---
name: openai--life-science-research--opentargets-skill
description: >-
  Submit compact Open Targets Platform GraphQL requests for target, disease, drug, variant, study, and search data, including associated-disease datasource heatmap matrices. Use when a user wants concise Open Targets summaries or per-datasource evidence context
origin: "openai/plugins — life-science-research/opentargets-skill (MIT)"
license: MIT
version: "0.1.0"
compatibility: "yamtam-engine >= 0.14.0"
---

## Operating rules
- Use `scripts/opentargets_graphql.py` for all Open Targets GraphQL work.
- Use `scripts/opentargets_disease_heatmap.py` when the user wants the associated-disease bubble grid or a disease-by-datasource evidence matrix.
- The script accepts `max_items`; for nested GraphQL results, start with `max_items=3` to `5`.
- Keep GraphQL selection sets narrow and page connection-style fields conservatively.
- Use `query_path` for long GraphQL documents instead of pasting large inline query strings.
- Re-run requests in long conversations instead of relying on earlier tool output.
- Treat displayed `...` in tool previews as UI truncation, not part of the real query.

## Execution behavior
- Return concise markdown summaries from the script JSON by default.
- Return the JSON verbatim only if the user explicitly asks for machine-readable output.
- Prefer targeted GraphQL queries that select only the fields needed for the user task.
- Use schema introspection only when necessary; do not dump large schema payloads into chat.
- For the associated-disease heatmap, treat `datasourceScores` as evidence-source breadth/context.
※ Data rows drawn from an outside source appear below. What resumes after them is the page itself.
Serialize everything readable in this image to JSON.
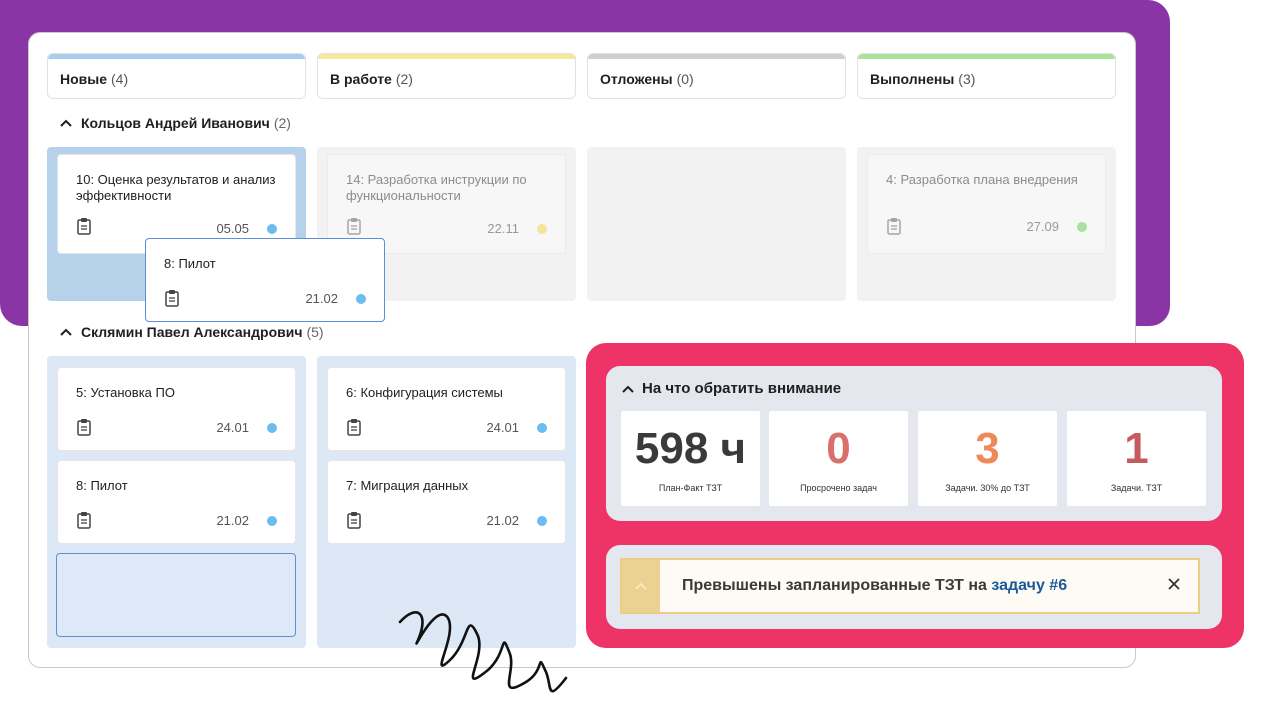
{
  "columns": [
    {
      "title": "Новые",
      "count": "(4)",
      "color": "#a9cdef"
    },
    {
      "title": "В работе",
      "count": "(2)",
      "color": "#f6e79a"
    },
    {
      "title": "Отложены",
      "count": "(0)",
      "color": "#cfcfcf"
    },
    {
      "title": "Выполнены",
      "count": "(3)",
      "color": "#a9e29a"
    }
  ],
  "groups": [
    {
      "name": "Кольцов Андрей Иванович",
      "count": "(2)",
      "cards": {
        "new": {
          "title": "10: Оценка результатов и анализ эффективности",
          "date": "05.05",
          "dot": "#6bbcf0"
        },
        "in_progress": {
          "title": "14: Разработка инструкции по функциональности",
          "date": "22.11",
          "dot": "#f4e49a"
        },
        "done": {
          "title": "4: Разработка плана внедрения",
          "date": "27.09",
          "dot": "#a8e0a0"
        }
      }
    },
    {
      "name": "Склямин Павел Александрович",
      "count": "(5)",
      "cards": {
        "new_1": {
          "title": "5: Установка ПО",
          "date": "24.01",
          "dot": "#6bbcf0"
        },
        "new_2": {
          "title": "8: Пилот",
          "date": "21.02",
          "dot": "#6bbcf0"
        },
        "in_progress_1": {
          "title": "6: Конфигурация системы",
          "date": "24.01",
          "dot": "#6bbcf0"
        },
        "in_progress_2": {
          "title": "7: Миграция данных",
          "date": "21.02",
          "dot": "#6bbcf0"
        }
      }
    }
  ],
  "drag_card": {
    "title": "8: Пилот",
    "date": "21.02",
    "dot": "#6bbcf0"
  },
  "attention": {
    "title": "На что обратить внимание",
    "metrics": [
      {
        "value": "598 ч",
        "label": "План-Факт ТЗТ",
        "color": "#3a3a3a"
      },
      {
        "value": "0",
        "label": "Просрочено задач",
        "color": "#d9706b"
      },
      {
        "value": "3",
        "label": "Задачи. 30% до ТЗТ",
        "color": "#ee8a5a"
      },
      {
        "value": "1",
        "label": "Задачи. ТЗТ",
        "color": "#c65a5f"
      }
    ]
  },
  "alert": {
    "text": "Превышены запланированные ТЗТ на ",
    "link": "задачу #6"
  },
  "colors": {
    "accent_purple": "#8a35a6",
    "accent_pink": "#ee3366",
    "lane_blue": "#dce8f5",
    "lane_blue_active": "#b6d2ea",
    "lane_gray": "#f2f2f2"
  }
}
Do not treat heatmap breadth alone as proof of causal target assignment, mechanism, or direction of effect.

## Input
- Read one JSON object from stdin.
- Required field: `query` or `query_path`
- Optional fields: `variables`, `max_items`, `max_depth`, `timeout_sec`, `save_raw`, `raw_output_path`
- Common Open Targets patterns:
  - `{"query":"query { __typename }"}`
  - `{"query":"query searchAny($q: String!) { search(queryString: $q) { total hits { entity score object { ... on Target { id approvedSymbol } } } } }","variables":{"q":"MST1"},"max_items":3}`

## Output
- Success returns `ok`, `source`, `top_keys`, a compact `summary`, and `raw_output_path` when `save_raw=true`.
- Failure returns `ok=false` with `error.code` such as `invalid_json`, `invalid_input`, `network_error`, `invalid_response`, or `graphql_error`.

## Execution
```bash
echo '{"query":"query { __typename }"}' | python scripts/opentargets_graphql.py
```

Associated-disease heatmap helper:

```bash
echo '{
  "ensembl_id":"ENSG00000186868",
  "page_size":50,
  "max_pages":4,
  "disease_name_filter":"alzh"
}' | python scripts/opentargets_disease_heatmap.py
```

The helper paginates `associatedDiseases`, collects `datasourceScores`, and returns:

- `matrix.columns`: datasource IDs plus display labels
- `matrix.rows`: diseases with `datasource_scores`
- `summary.rows_preview`: top datasource signals per disease

Use the disease-name filter as a client-side substring filter similar to the UI. If you later need the overall association score column, inspect the GraphQL row type first before adding candidate fields such as `score` or `associationScore`.

## References
- No additional runtime references are required; keep the import package limited to this file and the bundled scripts in `scripts/`.